DELETE FROM {self.ACTIONS_TABLE_NAME}
WHERE timestamp <= '{depth_dt.strftime(DATE_FORMAT)}'
"""
)
def fetch_latest_action_dt(self) -> dt.datetime:
result = self.fetchone(
f"""SELECT timestamp FROM {self.ACTIONS_TABLE_NAME}
ORDER BY timestamp DESC LIMIT 1"""
)
if not result:
raise ValueError("Empty table.")
return result[0].astimezone()
def remove_db_file(self) -> None:
self.db_file_path.unlink(missing_ok=True)

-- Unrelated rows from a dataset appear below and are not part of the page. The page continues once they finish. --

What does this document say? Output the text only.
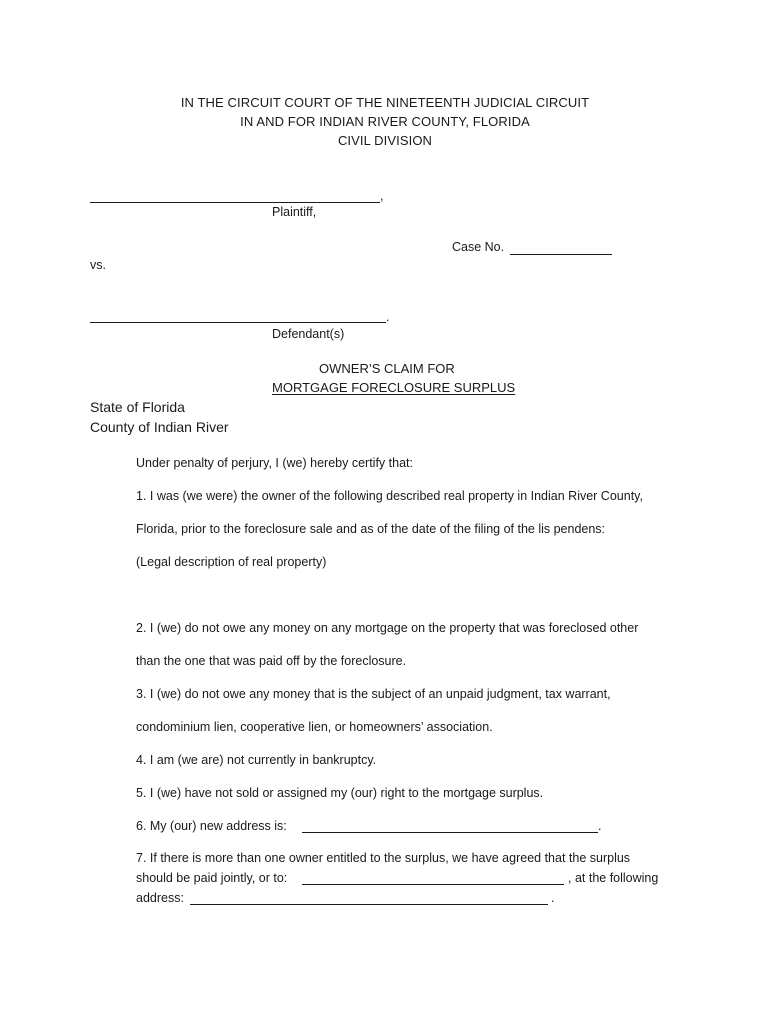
IN THE CIRCUIT COURT OF THE NINETEENTH JUDICIAL CIRCUIT
IN AND FOR INDIAN RIVER COUNTY, FLORIDA
CIVIL DIVISION
,
Plaintiff,
Case No.
vs.
.
Defendant(s)
OWNER’S CLAIM FOR
MORTGAGE FORECLOSURE SURPLUS
State of Florida
County of Indian River
Under penalty of perjury, I (we) hereby certify that:
1. I was (we were) the owner of the following described real property in Indian River County,
Florida, prior to the foreclosure sale and as of the date of the filing of the lis pendens:
(Legal description of real property)
2. I (we) do not owe any money on any mortgage on the property that was foreclosed other
than the one that was paid off by the foreclosure.
3. I (we) do not owe any money that is the subject of an unpaid judgment, tax warrant,
condominium lien, cooperative lien, or homeowners’ association.
4. I am (we are) not currently in bankruptcy.
5. I (we) have not sold or assigned my (our) right to the mortgage surplus.
6. My (our) new address is:	.
7. If there is more than one owner entitled to the surplus, we have agreed that the surplus
should be paid jointly, or to:	, at the following
address:	.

After loading the data into both duckling houses, you can easily connect to S3 and PV to work with updated data from ClickHouse. But it is worth remembering that if there is one connection to the DuckDB file per write, then no one else will be able to connect to it. Therefore, if there is no need to write, then for a competitive connection it is better to select only the mode read_only = True
.
Yes, you read correctly – there are two houses. If the duckling sees that something has happened to his Persistent Volume or he just needs to move to another, then he knows that all his data is additionally stored in S3 for analytics and test training of models. By the way, the main Persistent Volume house looks like this in DAGs:
from airflow import DAG
from kubernetes.client import models as k8s
NAMESPACE = "неймспейс"
NAME_VOLUME = "домик_утёнка"
VOLUME_MOUNT_PATH = "/app/mount"
VOLUMES = [
k8s.V1Volume(
name=NAME_VOLUME,
persistent_volume_claim=k8s.V1PersistentVolumeClaimVolumeSource(
claim_name=NAME_VOLUME
),
),
]
VOLUME_MOUNTS = [
k8s.V1VolumeMount(
mount_path=VOLUME_MOUNT_PATH,
name=NAME_VOLUME,
sub_path=None,
read_only=False,
),
]
dag = DAG(
# ...
)
kof = KubeOpFactory.open(
dag=dag,
namespace=NAMESPACE,
default_image="IMG-URL",
common_params={
"volume_mount_path": VOLUME_MOUNT_PATH,
},
# ...
)
extract_all_actions = kof.get_operator(
task_id="extract_all_actions",
volumes=VOLUMES,
volume_mounts=VOLUME_MOUNTS,
)
Looks like we got cash on steroids! If we take the time that DAGs previously spent exporting data, roughly 30 minutes, and loading the DuckDB file from Persistent Volume with already prepared and filtered data – in just a couple of minutes, then with DuckDB you can use resources efficiently in terms of time and compete less for them with other teams.
Conclusion
Now we have come to the end of the tale. It was small compared to the volume that DuckDB processes. As a result, we received an unusual solution that allowed us to use our infrastructure resources without waste, speeding up the loading and retrieval of data. Reusability made it possible to conveniently conduct tests and collect data sets for models.
Of course, everything can’t be perfect; we haven’t solved a number of other problems related to the amount of RAM needed to train models in the moment. We continued to study this issue and, perhaps, we will tell you something more interesting in the future.
Thank you everyone for your time! I will be glad to discuss this topic in the comments. All the best!
By the way, DuckDB is called that because Hannes, the project manager, had a pet duck named Wilbur. The developers also believe that ducks are hardy and can live off anything, much like how they envisioned their base operating.